Mas quando ninguém mascara mais sua verdadeira intenção estamos diante de decisões alienadas da natureza das instituições e dos interesses da sociedade. A sucessão no Supremo não é glória jurídica, militar, evangélica, liberal. Seus arredores são outros, estão no território da vacina para estagnar a aflição de poderosos socialmente inseguros.  A indicação não é aurora, é decomposição tardia de outrora. O ministro, denominador comum do crepúsculo de uma era.

Por isso, um currículo são as boas relações que o indicado estabelece com altos poderes em sua conduta e sentenças. O de papel, placas com telefones atenciosos nos canteiros de Brasília oferecem teses customizadas. Sem etiqueta pública o relacionamento é como mescalina, ou tubaína, um alucinógeno natural que mascara a dupla notório saber/reputação ilibada, esta sim, perigosa substância de que é feita a autoridade. 

Se o governo federal não liga para o fato de que o Brasil é um desafio econômico que interessa a todos é desnecessário imaginar que se dê conta de que é primordialmente um desafio espiritual. Se o país se afogar, a razão só virá de outro mar, como ocorre com nossas crises políticas. 

Não adianta resmungar se quem não sabe plantar tem força para atrapalhar a colheita. Qualquer ministro que chegou ao Supremo por mérito deve se sentir esmagado pela realidade, cujo sofrimento maior é saber da fragilidade de uma corte improvisadora, ajustada ao poder de cada um.

Os ajustes que estão sendo feitos, com tal desenvoltura corporal e vocabular, como não inclui até agora o autoexame por parte de nenhum dos três poderes, revelam que os interesses atendidos são suficientes e a sociedade está definitivamente fora do jogo. 

Não há medida ou parâmetro. Todas as conveniências pessoais concordam entre si e os membros dessa monarquia em movimento usufruem do tempo da república com tal leveza que é difícil dizer quais segredos incentivam coreografia tão sincronizada à luz do dia.  

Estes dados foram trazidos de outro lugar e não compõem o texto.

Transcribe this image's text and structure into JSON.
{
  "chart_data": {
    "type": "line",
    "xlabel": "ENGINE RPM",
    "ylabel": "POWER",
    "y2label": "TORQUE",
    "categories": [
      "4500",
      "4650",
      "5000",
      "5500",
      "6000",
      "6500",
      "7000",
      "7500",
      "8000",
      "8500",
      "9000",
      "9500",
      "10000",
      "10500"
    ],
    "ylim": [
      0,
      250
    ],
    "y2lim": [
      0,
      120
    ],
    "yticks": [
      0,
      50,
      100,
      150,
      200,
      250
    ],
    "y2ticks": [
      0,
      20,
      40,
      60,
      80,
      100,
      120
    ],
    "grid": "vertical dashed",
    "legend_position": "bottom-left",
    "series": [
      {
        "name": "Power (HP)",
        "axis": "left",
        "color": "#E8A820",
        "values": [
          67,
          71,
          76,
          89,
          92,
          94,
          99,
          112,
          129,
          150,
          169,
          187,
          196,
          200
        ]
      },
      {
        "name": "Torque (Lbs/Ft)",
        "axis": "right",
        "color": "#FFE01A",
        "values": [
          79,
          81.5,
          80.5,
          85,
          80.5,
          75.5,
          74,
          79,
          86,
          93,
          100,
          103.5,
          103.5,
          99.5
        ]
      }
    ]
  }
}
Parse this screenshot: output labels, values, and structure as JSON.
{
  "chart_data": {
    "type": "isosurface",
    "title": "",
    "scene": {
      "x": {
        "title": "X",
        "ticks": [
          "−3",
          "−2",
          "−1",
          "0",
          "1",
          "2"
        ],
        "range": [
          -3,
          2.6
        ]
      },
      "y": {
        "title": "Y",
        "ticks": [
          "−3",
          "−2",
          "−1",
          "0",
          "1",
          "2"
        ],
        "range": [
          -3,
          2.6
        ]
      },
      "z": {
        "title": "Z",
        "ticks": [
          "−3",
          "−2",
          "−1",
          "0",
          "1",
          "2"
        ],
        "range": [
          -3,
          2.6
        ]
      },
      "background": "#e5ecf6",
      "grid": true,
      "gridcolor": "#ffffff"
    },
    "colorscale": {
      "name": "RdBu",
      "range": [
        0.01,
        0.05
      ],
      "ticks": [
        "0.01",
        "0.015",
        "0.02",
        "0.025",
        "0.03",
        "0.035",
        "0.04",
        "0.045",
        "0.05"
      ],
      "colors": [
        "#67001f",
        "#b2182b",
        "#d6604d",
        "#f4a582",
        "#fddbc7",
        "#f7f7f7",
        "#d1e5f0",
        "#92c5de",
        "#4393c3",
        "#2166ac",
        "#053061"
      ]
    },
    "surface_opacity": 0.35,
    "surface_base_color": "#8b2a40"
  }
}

Nem é verdade que todos são súditos da lei. Alguns usam a razão do outro e a arranja como consequência que facilita as coisas. O que ocorre entre as elites dos três poderes é resultado das afeições entre os mandantes. O arranjo uma disciplina. Mais uma vez os condescendentes com a ação do presidente não se culpam, pois tudo combina com o preconceito que se tem dele.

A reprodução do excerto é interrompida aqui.